One of France's smelliest cheeses is under threat from rampaging wild boars, makers of Munster have warned, reports The Telegraph.
Farmers in the eastern Haut-Rhin department, better known as Alsace, have sounded the alarm over the destructive boars, saying their foraging is ruining pastures for cows that produce the milk used for the notoriously stinky fromage.

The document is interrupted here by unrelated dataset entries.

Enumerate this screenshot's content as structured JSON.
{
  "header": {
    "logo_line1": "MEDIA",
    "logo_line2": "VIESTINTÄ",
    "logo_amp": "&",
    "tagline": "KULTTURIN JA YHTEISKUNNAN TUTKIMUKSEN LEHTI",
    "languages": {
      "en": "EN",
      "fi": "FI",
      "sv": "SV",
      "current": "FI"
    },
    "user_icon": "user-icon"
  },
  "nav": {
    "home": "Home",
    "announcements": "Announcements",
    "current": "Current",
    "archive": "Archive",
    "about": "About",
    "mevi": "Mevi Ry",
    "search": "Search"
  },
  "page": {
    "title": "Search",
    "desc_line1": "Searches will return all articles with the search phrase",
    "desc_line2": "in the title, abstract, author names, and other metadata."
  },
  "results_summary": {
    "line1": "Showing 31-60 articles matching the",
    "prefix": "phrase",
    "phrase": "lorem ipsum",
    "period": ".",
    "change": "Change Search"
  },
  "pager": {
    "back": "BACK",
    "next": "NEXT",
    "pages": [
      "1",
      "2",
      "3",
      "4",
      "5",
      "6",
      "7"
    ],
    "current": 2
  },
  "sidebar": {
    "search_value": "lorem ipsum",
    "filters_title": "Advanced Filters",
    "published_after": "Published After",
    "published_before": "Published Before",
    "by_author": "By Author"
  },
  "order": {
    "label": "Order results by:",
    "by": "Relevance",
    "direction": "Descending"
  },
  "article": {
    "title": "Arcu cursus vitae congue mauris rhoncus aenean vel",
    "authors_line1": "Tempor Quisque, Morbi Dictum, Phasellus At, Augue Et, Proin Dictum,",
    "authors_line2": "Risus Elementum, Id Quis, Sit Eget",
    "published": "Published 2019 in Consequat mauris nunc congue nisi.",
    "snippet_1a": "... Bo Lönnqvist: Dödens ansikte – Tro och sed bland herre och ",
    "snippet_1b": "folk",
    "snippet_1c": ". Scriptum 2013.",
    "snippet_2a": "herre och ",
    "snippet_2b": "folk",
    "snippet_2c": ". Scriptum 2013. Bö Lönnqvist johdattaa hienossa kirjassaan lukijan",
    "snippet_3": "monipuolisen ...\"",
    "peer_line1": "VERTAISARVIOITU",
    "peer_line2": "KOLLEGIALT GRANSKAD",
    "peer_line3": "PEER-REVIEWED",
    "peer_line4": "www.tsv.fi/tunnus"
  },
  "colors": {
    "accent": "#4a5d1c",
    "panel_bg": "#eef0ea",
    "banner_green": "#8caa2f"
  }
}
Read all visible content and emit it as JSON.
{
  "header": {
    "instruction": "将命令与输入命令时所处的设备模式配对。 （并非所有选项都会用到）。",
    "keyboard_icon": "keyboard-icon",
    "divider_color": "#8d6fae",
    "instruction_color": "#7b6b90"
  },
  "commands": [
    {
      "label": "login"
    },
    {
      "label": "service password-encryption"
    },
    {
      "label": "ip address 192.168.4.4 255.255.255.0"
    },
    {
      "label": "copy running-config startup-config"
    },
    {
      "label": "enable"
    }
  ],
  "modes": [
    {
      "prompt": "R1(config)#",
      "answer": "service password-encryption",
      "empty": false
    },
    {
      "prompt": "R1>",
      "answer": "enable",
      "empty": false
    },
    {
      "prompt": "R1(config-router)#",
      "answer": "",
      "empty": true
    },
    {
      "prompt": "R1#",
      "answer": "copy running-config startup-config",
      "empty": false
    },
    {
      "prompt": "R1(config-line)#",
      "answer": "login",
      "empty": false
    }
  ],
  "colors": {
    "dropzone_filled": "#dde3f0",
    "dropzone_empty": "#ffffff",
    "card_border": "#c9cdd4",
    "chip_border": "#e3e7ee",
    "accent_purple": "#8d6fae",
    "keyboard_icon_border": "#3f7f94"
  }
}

Makers of Munster must respect strict rules to obtain its coveted appellation of origin label of quality, or AOP. These stipulate that at least 70 percent of cow fodder must come from the local farm.
Infamous for its pungent odour, the soft cheese is made from milk from Vosgiennes cows, a breed that was imported from Scandinavia in the 18th century and is known for the high protein content of their milk.
But a rocketing local boar population in the area has led to up to 60 per cent of pastures being uprooted as the beasts forage for acorns, tubers and underground grubs. Some 43 farms have been affected.
The situation has got so bad that farmers now say the production of France's Munster cheese is in peril.
"They uproot the earth so we have a problem with the grass but what's dangerous is that droppings and dust get into the hay. It's not good for the animals or for the cheese," farmer Marc Weiss, whose son is a Munster cheese producer, told France Bleu.
He said the boar were intelligent creatures who were not put off by electric fences as they waited until the current was off momentarily due to a lack of clicks to charge into a field. Even when they repair the damage, the boars quickly return, threatening their livelihood.